Who is behind the app? Company? Person? Impossible to find anything than a "hi@" e-mail. The Github repository has no people-members, commiters have no real location...
We're asked, over and over again, by the guidelines and by moderator comments, not to editorialize titles like this. This is a particularly egregious example; the submission is simply the release notes for the 1.0 version of an editor called Typora, and this submission should be called "Typora 1.0".
Submitted title was "Typora 1.0 needs a license code to use" - which was definitely editorialized. From https://news.ycombinator.com/newsguidelines.html: "Please use the original title, unless it is misleading or linkbait; don't editorialize."
How does one post a link when the only interesting thing about it is buried or non-obvious?
I think linking to our own blog posts or tweets is also disallowed (?) so we have to wait for someone else to blog about it? I've never quite understood how to solve this puzzle as it means a reasonably large class of pertinent information is impossible to post to HN.
Linking to your own blog isn’t disallowed, and in fact “write a blog post about the thing and then link to that” is the right way to handle this.
I think the rule that may be tripping you up is “Please don't use HN primarily for promotion. It's ok to post your own stuff occasionally, but the primary use of the site should be for curiosity.”
That rule is focused on avoiding self-promotion. For example, if you’re working on a cool new idea, don’t just post a new link to your site once a week. But writing a blog post to dig into an element of something Typora has changed is pretty clearly fine.
Thanks. In that case I think the rule is mostly fine. At least it would be if there was better options for micro-blogging on the spur of the moment ;-)
As TobTobXX said, one option is to post the link and then add a comment explaining what you think is interesting.
If you want to say what you think is important about an article, that's fine, but the place to do that is in a comment to the thread. Then your view will be on a level playing field with everyone else's: https://hn.algolia.com/?dateRange=all&page=0&prefix=false&so...

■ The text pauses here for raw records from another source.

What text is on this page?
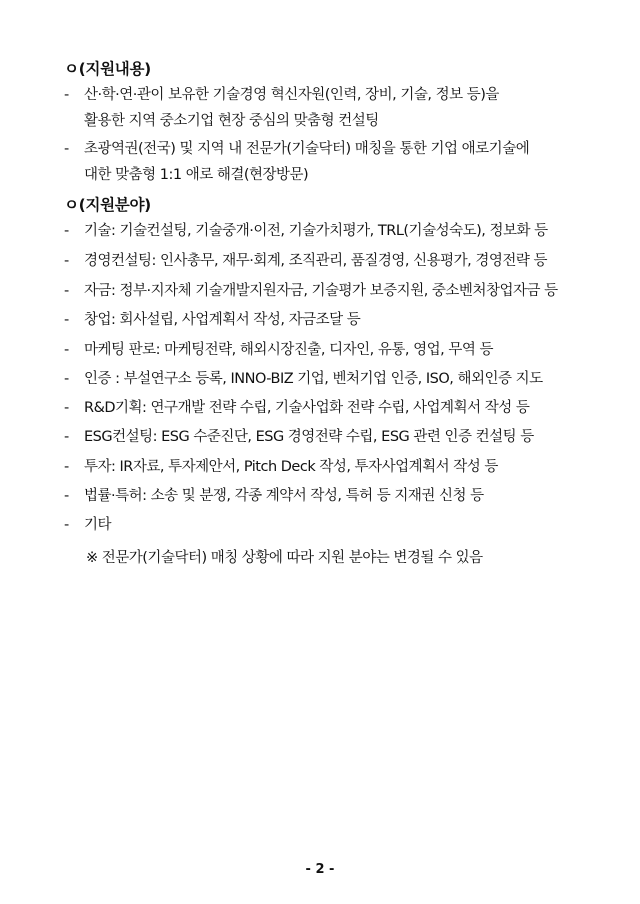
ㅇ(지원내용)
- 산·학·연·관이 보유한 기술경영 혁신자원(인력, 장비, 기술, 정보 등)을
활용한 지역 중소기업 현장 중심의 맞춤형 컨설팅
- 초광역권(전국) 및 지역 내 전문가(기술닥터) 매칭을 통한 기업 애로기술에
대한 맞춤형 1:1 애로 해결(현장방문)
ㅇ(지원분야)
- 기술: 기술컨설팅, 기술중개·이전, 기술가치평가, TRL(기술성숙도), 정보화 등
- 경영컨설팅: 인사총무, 재무·회계, 조직관리, 품질경영, 신용평가, 경영전략 등
- 자금: 정부·지자체 기술개발지원자금, 기술평가 보증지원, 중소벤처창업자금 등
- 창업: 회사설립, 사업계획서 작성, 자금조달 등
- 마케팅 판로: 마케팅전략, 해외시장진출, 디자인, 유통, 영업, 무역 등
- 인증 : 부설연구소 등록, INNO-BIZ 기업, 벤처기업 인증, ISO, 해외인증 지도
- R&D기획: 연구개발 전략 수립, 기술사업화 전략 수립, 사업계획서 작성 등
- ESG컨설팅: ESG 수준진단, ESG 경영전략 수립, ESG 관련 인증 컨설팅 등
- 투자: IR자료, 투자제안서, Pitch Deck 작성, 투자사업계획서 작성 등
- 법률·특허: 소송 및 분쟁, 각종 계약서 작성, 특허 등 지재권 신청 등
- 기타
※ 전문가(기술닥터) 매칭 상황에 따라 지원 분야는 변경될 수 있음
- 2 -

Often people end up waiting for an outlet to cover it and write a news story on that interesting information. So technically then it's not "editorializing". I just don't know that it's better to do that, and sometimes the link gets changed to the actual source anyway. Maybe "Tell HN" should get more common for these?
That said, I hope Typora does well. No matter what I'm using for notes, I always find myself preferring to use Typora's editor because its design is so clean and usable. Its a perfect example of "Do one thing well". This one-time, $15 purchase (instead of a never-ending subscription) also feels in line with what has been nothing but a great user experience in the several years I've used Typora.
Also, don't really care its closed source since all the files are local markdown. I also suspect the community of people only using open source note taking software isn't large enough to keep a developer sufficiently well paid to continue working on a project.